You may also be required to attend a driver improvement plan and or have to keep your graduated license for a longer period of time before obtaining a license.
For example in Oregon their Department of Motor Vehicles notes that if you do not follow the rules for a permit or provisional license you could get a ticket, pay fines, your insurance rates can go up or your license could be suspended.
The DMV states in fact that you could be cited by law enforcement for violation of restrictions on a provisional license, which is a Class B traffic infraction. Convictions for violating license restrictions are used in the Provisional Driver Improvement Program, along with other traffic convictions. If you have either:
Two convictions, or
Two accidents, or
A combination of one conviction and one accident,
DMV will restrict your driving privileges for three months (90 days) to drive only to and from work or when required for your job with no passengers (except your parent, stepparent, or guardian).

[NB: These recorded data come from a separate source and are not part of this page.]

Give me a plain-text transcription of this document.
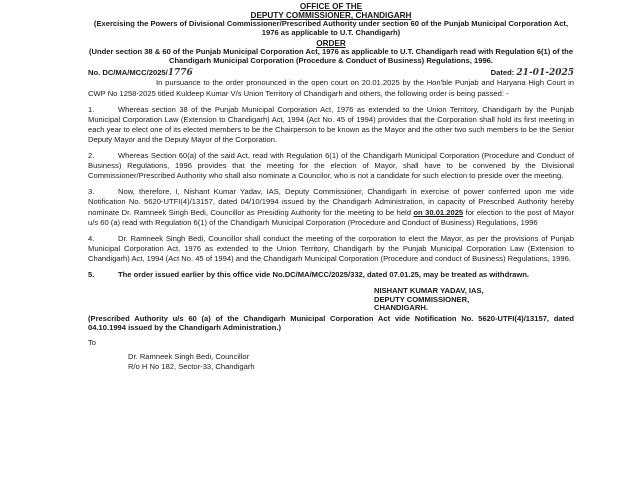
OFFICE OF THE
DEPUTY COMMISSIONER, CHANDIGARH
(Exercising the Powers of Divisional Commissioner/Prescribed Authority under section 60 of the Punjab Municipal Corporation Act, 1976 as applicable to U.T. Chandigarh)
ORDER
(Under section 38 & 60 of the Punjab Municipal Corporation Act, 1976 as applicable to U.T. Chandigarh read with Regulation 6(1) of the Chandigarh Municipal Corporation (Procedure & Conduct of Business) Regulations, 1996.
No. DC/MA/MCC/2025/1776	Dated: 21-01-2025
In pursuance to the order pronounced in the open court on 20.01.2025 by the Hon'ble Punjab and Haryana High Court in CWP No 1258-2025 titled Kuldeep Kumar V/s Union Territory of Chandigarh and others, the following order is being passed: -
1.	Whereas section 38 of the Punjab Municipal Corporation Act, 1976 as extended to the Union Territory, Chandigarh by the Punjab Municipal Corporation Law (Extension to Chandigarh) Act, 1994 (Act No. 45 of 1994) provides that the Corporation shall hold its first meeting in each year to elect one of its elected members to be the Chairperson to be known as the Mayor and the other two such members to be the Senior Deputy Mayor and the Deputy Mayor of the Corporation.
2.	Whereas Section 60(a) of the said Act, read with Regulation 6(1) of the Chandigarh Municipal Corporation (Procedure and Conduct of Business) Regulations, 1996 provides that the meeting for the election of Mayor, shall have to be convened by the Divisional Commissioner/Prescribed Authority who shall also nominate a Councilor, who is not a candidate for such election to preside over the meeting.
3.	Now, therefore, I, Nishant Kumar Yadav, IAS, Deputy Commissioner, Chandigarh in exercise of power conferred upon me vide Notification No. 5620-UTFI(4)/13157, dated 04/10/1994 issued by the Chandigarh Administration, in capacity of Prescribed Authority hereby nominate Dr. Ramneek Singh Bedi, Councillor as Presiding Authority for the meeting to be held on 30.01.2025 for election to the post of Mayor u/s 60 (a) read with Regulation 6(1) of the Chandigarh Municipal Corporation (Procedure and Conduct of Business) Regulations, 1996
4.	Dr. Ramneek Singh Bedi, Councillor shall conduct the meeting of the corporation to elect the Mayor, as per the provisions of Punjab Municipal Corporation Act, 1976 as extended to the Union Territory, Chandigarh by the Punjab Municipal Corporation Law (Extension to Chandigarh) Act, 1994 (Act No. 45 of 1994) and the Chandigarh Municipal Corporation (Procedure and conduct of Business) Regulations, 1996.
5.	The order issued earlier by this office vide No.DC/MA/MCC/2025/332, dated 07.01.25, may be treated as withdrawn.
NISHANT KUMAR YADAV, IAS,
DEPUTY COMMISSIONER,
CHANDIGARH.
(Prescribed Authority u/s 60 (a) of the Chandigarh Municipal Corporation Act vide Notification No. 5620-UTFI(4)/13157, dated 04.10.1994 issued by the Chandigarh Administration.)
To
Dr. Ramneek Singh Bedi, Councillor
R/o H No 182, Sector-33, Chandigarh
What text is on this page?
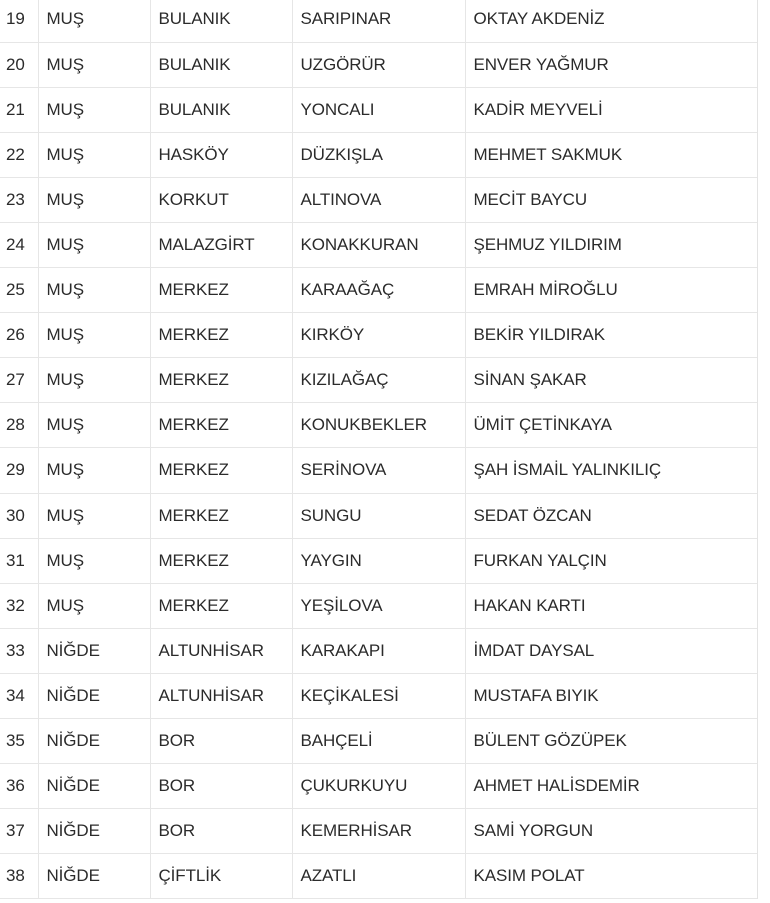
19	MUŞ	BULANIK	SARIPINAR	OKTAY AKDENİZ
20	MUŞ	BULANIK	UZGÖRÜR	ENVER YAĞMUR
21	MUŞ	BULANIK	YONCALI	KADİR MEYVELİ
22	MUŞ	HASKÖY	DÜZKIŞLA	MEHMET SAKMUK
23	MUŞ	KORKUT	ALTINOVA	MECİT BAYCU
24	MUŞ	MALAZGİRT	KONAKKURAN	ŞEHMUZ YILDIRIM
25	MUŞ	MERKEZ	KARAAĞAÇ	EMRAH MİROĞLU
26	MUŞ	MERKEZ	KIRKÖY	BEKİR YILDIRAK
27	MUŞ	MERKEZ	KIZILAĞAÇ	SİNAN ŞAKAR
28	MUŞ	MERKEZ	KONUKBEKLER	ÜMİT ÇETİNKAYA
29	MUŞ	MERKEZ	SERİNOVA	ŞAH İSMAİL YALINKILIÇ
30	MUŞ	MERKEZ	SUNGU	SEDAT ÖZCAN
31	MUŞ	MERKEZ	YAYGIN	FURKAN YALÇIN
32	MUŞ	MERKEZ	YEŞİLOVA	HAKAN KARTI
33	NİĞDE	ALTUNHİSAR	KARAKAPI	İMDAT DAYSAL
34	NİĞDE	ALTUNHİSAR	KEÇİKALESİ	MUSTAFA BIYIK
35	NİĞDE	BOR	BAHÇELİ	BÜLENT GÖZÜPEK
36	NİĞDE	BOR	ÇUKURKUYU	AHMET HALİSDEMİR
37	NİĞDE	BOR	KEMERHİSAR	SAMİ YORGUN
38	NİĞDE	ÇİFTLİK	AZATLI	KASIM POLAT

These restrictions are in addition to the restrictions placed on a driver in the first year of a provisional license. A conviction for violation of these restrictions could result in a suspension or revocation of your driving privileges
If you get another conviction or accident, DMV will suspend your driving privileges for six months, even if you turn 18 years of age during the suspension period.
To find out what the penalties will be in your state for driving against the conditions and restrictions on your driving permit for a motorcycle, whether you are over or under 18, contact your local Department of Motor Vehicles.